New mandate for Democrats

The session of Congress comes one day after voters went to the polls in Georgia and appear to have handed a pair of stunning victories to the Democratic Senate candidates over Republican incumbents.

A Democratic sweep would result in a 50-50 split in the Senate with Democrats holding the tie-breaking vote in Vice President Kamala Harris.

Biden is due to be sworn in on January 20 and control of the Senate would give his Democrats the levers of power in the executive branch and both chambers of Congress and allow him to push through his legislative agenda.

"After the past four years, after the election, and after today's election certification proceedings on the Hill, it´s time to turn the page," Biden said in a statement.

"The American people demand action and they want unity.
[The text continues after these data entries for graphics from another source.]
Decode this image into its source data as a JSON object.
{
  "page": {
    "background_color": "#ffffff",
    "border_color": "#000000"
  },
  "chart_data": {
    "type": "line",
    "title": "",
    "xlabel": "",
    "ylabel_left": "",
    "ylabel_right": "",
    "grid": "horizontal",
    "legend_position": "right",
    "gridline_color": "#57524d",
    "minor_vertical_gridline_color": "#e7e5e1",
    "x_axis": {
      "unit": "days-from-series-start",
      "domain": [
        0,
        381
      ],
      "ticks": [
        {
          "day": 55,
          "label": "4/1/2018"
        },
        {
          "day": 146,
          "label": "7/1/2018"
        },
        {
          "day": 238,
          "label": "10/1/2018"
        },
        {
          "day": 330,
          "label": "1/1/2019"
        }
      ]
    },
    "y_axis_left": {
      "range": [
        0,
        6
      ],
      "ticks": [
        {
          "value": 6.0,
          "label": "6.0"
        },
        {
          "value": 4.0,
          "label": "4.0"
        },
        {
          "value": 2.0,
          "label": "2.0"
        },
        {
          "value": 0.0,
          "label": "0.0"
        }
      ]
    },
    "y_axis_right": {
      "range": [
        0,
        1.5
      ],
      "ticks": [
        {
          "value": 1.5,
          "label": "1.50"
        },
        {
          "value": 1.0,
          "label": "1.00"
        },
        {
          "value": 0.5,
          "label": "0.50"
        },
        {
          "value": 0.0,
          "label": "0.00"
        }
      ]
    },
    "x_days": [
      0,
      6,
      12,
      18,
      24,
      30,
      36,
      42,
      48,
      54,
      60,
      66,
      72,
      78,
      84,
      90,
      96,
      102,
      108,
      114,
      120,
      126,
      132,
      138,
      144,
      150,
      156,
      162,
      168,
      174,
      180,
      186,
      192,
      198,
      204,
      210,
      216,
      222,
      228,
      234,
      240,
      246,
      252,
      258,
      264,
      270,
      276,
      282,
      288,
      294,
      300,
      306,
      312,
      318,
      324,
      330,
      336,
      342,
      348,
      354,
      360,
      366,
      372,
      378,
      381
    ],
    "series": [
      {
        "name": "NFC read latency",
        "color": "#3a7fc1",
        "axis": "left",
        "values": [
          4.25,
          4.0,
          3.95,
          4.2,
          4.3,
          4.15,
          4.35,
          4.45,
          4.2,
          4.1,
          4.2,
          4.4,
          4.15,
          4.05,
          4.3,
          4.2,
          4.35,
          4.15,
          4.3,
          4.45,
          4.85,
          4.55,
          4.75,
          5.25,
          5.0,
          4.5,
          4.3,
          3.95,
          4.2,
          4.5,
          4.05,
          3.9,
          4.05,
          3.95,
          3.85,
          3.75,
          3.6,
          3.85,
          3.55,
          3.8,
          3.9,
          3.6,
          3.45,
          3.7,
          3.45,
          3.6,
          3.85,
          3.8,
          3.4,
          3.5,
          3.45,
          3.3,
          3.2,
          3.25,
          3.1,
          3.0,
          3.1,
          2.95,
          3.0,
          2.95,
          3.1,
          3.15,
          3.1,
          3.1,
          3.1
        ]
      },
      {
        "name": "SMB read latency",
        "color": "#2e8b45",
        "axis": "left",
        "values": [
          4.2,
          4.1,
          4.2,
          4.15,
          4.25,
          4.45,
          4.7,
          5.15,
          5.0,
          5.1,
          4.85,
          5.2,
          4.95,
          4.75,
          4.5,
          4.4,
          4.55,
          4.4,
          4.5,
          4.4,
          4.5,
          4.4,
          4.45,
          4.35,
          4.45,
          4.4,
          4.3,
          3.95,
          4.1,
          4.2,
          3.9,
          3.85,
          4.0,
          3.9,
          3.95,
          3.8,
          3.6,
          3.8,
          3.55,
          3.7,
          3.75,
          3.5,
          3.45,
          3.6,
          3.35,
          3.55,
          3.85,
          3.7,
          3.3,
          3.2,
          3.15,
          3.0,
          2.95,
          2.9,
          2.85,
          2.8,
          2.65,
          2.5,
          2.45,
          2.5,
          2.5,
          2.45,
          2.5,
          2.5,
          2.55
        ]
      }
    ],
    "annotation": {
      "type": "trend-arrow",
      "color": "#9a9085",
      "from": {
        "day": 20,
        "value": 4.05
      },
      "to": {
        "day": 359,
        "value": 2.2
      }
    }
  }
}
I am more optimistic than I ever have been that we can deliver both," he said.

Democrat Chuck Schumer, who is poised to take over from Mitch McConnell as majority leader, said his first priority will be to pass $2,000 Covid relief checks for most Americans.

Democrats and Trump has supported the amount but McConnell killed the proposal in the Senate, saying $600 payouts approved last month were sufficient.

Georgia has been reliably Republican but Biden also won the state, by about 12,000 votes, and his win there is one of the victories that Trump has been contesting.

Trump's unprecedented efforts to overturn the result have included making a call to Georgia's secretary of state in which he said he wants to "find 11,780 votes" — one more than Biden's margin of victory.

Major upset

In Georgia, Democratic candidate Raphael Warnock, the pastor at the Atlanta church where Martin Luther King once preached, was projected to defeat Republican Kelly Loeffler, a 50-year-old businesswoman appointed to the Senate in December 2019.

Warnock, 51, who would be just the third African-American to win a Senate seat from the South, was ahead by 53,430 votes out of nearly 4.4 million cast, or more than one percent.

Loeffler however refused to concede. "We're going to make sure every vote is counted," she told supporters.

In the other Georgia race, Democrat Jon Ossoff, a 33-year-old video producer, claimed victory on Wednesday over Republican David Perdue.

"Georgia, thank so much for the confidence you have placed in me," Ossoff said. "I will look forward to serving you."

Perdue, 71, who was elected to the Senate in 2014, has also refused to concede.